ところ変わって、王城には数名の技術者が集められていた。真顔の第二王子を見て恐縮している様子である。こんな場所にお詰められることなどない人間であるため、仕方がない。
「薬剤を均等に吹きかけるものを作ってもらいたい」
どんな無茶振りをされるのかと思っていた技術者たちがあっけに取られる。一番はじめに正気に戻った者が「吹きかけるもの、ですか」と問いかけると、彼は厳かに頷いた。詳しく聞いてみると、赤い髪の女神に捧げるとか言われて余計に混乱して頭を抱えた。
「エリアス、誤解を招く言い方は良くないよ」
その後ろから、白銀の髪を緩く右に束ねた美しい青年が現れた。性別を感じさせない美しさに一同は息を飲む。その中身がそんなに可愛いものでないと知っているエリアスは彼らをどこか不憫そうに見つめた。

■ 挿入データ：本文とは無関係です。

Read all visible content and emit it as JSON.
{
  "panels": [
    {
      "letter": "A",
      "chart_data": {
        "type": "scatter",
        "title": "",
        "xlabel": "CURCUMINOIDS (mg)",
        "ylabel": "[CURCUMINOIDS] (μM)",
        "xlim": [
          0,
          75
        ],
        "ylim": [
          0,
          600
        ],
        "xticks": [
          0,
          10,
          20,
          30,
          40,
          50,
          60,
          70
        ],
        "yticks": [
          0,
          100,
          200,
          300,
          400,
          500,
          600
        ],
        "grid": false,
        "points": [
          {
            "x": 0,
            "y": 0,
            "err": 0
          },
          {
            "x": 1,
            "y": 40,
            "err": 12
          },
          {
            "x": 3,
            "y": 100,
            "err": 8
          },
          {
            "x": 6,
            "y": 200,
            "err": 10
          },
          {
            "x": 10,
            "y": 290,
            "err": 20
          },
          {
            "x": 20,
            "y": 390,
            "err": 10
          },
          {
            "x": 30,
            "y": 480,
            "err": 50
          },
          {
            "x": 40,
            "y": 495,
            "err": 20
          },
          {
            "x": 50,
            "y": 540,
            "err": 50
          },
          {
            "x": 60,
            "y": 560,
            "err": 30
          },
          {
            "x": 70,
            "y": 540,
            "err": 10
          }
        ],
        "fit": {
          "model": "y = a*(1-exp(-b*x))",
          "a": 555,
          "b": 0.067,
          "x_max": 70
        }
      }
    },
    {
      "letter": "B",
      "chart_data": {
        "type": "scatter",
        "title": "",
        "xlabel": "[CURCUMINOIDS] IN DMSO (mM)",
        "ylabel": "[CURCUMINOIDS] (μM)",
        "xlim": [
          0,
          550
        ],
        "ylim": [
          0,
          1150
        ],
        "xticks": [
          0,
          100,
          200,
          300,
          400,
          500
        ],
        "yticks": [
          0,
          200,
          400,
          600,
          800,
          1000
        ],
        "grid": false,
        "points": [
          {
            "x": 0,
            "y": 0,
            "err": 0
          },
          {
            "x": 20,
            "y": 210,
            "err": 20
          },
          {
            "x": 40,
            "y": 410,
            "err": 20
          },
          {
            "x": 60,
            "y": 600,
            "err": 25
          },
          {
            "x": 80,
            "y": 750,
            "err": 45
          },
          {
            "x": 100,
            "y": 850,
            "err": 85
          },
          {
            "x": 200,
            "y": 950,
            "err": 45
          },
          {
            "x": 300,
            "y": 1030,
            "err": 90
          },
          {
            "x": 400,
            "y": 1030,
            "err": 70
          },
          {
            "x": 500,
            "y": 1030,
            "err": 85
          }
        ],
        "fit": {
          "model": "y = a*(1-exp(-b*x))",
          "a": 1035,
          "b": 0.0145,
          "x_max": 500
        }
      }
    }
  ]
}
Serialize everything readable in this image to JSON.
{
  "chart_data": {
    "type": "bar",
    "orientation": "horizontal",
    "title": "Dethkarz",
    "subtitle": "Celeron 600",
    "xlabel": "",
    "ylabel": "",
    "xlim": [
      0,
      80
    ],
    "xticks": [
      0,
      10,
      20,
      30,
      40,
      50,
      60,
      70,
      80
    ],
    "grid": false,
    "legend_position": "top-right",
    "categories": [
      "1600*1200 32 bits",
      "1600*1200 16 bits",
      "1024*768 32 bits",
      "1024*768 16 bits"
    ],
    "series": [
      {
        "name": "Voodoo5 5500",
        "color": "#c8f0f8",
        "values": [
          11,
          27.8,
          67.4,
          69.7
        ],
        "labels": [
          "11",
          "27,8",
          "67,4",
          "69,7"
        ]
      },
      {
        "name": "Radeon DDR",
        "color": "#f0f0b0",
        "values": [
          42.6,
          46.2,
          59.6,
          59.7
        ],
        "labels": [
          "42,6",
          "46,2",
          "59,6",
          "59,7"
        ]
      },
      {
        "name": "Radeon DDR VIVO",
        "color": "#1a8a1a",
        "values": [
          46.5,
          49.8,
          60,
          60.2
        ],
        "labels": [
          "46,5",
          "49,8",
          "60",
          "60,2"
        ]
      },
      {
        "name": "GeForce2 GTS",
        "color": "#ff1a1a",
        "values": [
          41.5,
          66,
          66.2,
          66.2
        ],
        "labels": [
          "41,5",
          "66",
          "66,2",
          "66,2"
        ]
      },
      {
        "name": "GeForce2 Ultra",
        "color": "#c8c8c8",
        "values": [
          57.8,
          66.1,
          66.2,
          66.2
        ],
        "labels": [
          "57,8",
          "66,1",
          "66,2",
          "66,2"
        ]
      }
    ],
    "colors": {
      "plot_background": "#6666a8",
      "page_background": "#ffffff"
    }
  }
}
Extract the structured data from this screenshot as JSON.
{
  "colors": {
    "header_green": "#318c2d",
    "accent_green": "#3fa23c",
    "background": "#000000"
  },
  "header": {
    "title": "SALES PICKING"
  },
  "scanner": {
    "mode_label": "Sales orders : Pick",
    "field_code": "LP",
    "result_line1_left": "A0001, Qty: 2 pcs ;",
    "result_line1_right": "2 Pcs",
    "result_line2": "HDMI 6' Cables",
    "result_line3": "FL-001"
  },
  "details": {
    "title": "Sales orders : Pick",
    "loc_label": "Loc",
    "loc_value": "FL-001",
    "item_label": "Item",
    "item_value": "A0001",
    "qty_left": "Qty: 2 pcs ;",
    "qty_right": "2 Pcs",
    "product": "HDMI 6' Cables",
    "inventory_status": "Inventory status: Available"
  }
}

「兄上、俺は特にそのような言い方をした覚えはありません」
「天然って怖いね」
不服だと眉に皺を寄せる弟を笑顔でそう断じる。
「それで、魔導師殿は何が欲しいと言っていたんだい?」
「花に薬を吹きかけるものですね」
最初からそう言っているのに、と思っているが、その大半は花を見つめる他称女神がいかに尊いかを語るものだったりするので言っていたとしても技術者たちの頭から飛んでいる。
「できるかい?」
「努力致します」
その数ヶ月後、彼はめちゃくちゃ真顔で完成したそれを持ってクレアの元を訪れて彼女を絶句させるのだが、それはまた別の話である。
「とりあえず、我が弟が付きまといをしているだなんて知られないようにしなければね」
第一王子である青年は小声でそう言いながら弟を横目で見た。彼にはこのままでは絶対にクレアにドン引きされるだろうという予想が容易にできた。